新監督は久保の守備負担を軽減させようとしたが

 マタラッツォ監督としては直近の国王杯において、久保を早めに交代することが理想的だったはず。しかしチームとして唯一狙えるタイトルだけに、接戦の中で久保を交代することができずこの試合を迎えていた。

 バルサ戦、新指揮官は58分に最初の交代策を打つが、やはり久保はピッチに残しておきたいようだった。その代わりに打った手が、中盤のブライス・メンデスに変わりSBのオドリオソラを投入。オドリオソラに久保の役割を回し、久保の守備面での負担をやや軽減させようとしていた。
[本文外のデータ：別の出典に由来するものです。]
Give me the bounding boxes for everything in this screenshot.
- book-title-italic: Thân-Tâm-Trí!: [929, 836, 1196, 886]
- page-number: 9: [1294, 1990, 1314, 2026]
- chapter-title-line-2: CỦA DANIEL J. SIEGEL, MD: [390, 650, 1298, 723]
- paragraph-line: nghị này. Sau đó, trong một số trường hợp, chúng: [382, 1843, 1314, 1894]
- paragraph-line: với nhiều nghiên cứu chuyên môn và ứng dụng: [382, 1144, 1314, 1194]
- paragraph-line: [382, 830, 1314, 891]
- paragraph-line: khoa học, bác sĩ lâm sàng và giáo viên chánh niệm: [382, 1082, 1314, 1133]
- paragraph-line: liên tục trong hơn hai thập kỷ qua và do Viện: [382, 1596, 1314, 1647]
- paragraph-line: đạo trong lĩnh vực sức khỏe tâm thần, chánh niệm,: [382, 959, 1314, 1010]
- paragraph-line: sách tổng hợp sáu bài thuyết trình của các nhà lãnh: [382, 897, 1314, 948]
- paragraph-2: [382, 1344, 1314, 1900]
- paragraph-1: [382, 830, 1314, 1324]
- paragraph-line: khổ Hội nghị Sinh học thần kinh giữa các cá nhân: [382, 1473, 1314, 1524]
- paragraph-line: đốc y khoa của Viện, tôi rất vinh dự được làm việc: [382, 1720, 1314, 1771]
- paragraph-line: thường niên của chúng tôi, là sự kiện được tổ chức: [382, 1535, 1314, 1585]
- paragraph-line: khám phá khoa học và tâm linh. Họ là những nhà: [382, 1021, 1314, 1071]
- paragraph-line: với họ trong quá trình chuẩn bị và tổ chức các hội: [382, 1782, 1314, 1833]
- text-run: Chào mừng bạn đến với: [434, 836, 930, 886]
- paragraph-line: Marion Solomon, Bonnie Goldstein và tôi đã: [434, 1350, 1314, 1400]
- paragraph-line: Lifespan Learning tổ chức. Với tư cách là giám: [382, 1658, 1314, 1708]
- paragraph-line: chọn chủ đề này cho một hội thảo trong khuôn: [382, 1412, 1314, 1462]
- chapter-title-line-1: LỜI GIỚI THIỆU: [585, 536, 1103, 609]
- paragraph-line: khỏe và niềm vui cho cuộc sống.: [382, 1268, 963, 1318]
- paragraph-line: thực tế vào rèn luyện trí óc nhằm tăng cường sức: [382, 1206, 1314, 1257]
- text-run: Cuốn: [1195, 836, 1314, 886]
 この時点では、久保などの選手のユーティリティさをフル活用しつつ、前任者に比べて柔軟な選手起用にポジティブさを感じたが――。

 起用法に関しては結果論でしか語ることができない。ケガ予防の意味合いが強くなると「もっとたくさん、長時間起用しろ」というような声も上がってくる。

 今節さえ乗り越えれば、週中のゲームはなく、次節まで1週間フルに開くということも頭にはあったはずだ。ただ残念なことに、久保の負傷という結果になってしまった。

“1ミリ判定”にポスト直撃5本…不運まみれのバルサ

 久保の負傷交代直後、バルサに同点ゴールが生まれたが、ソシエダはすぐさまゲデスが勝ち越し点を奪い、勝利を手にした。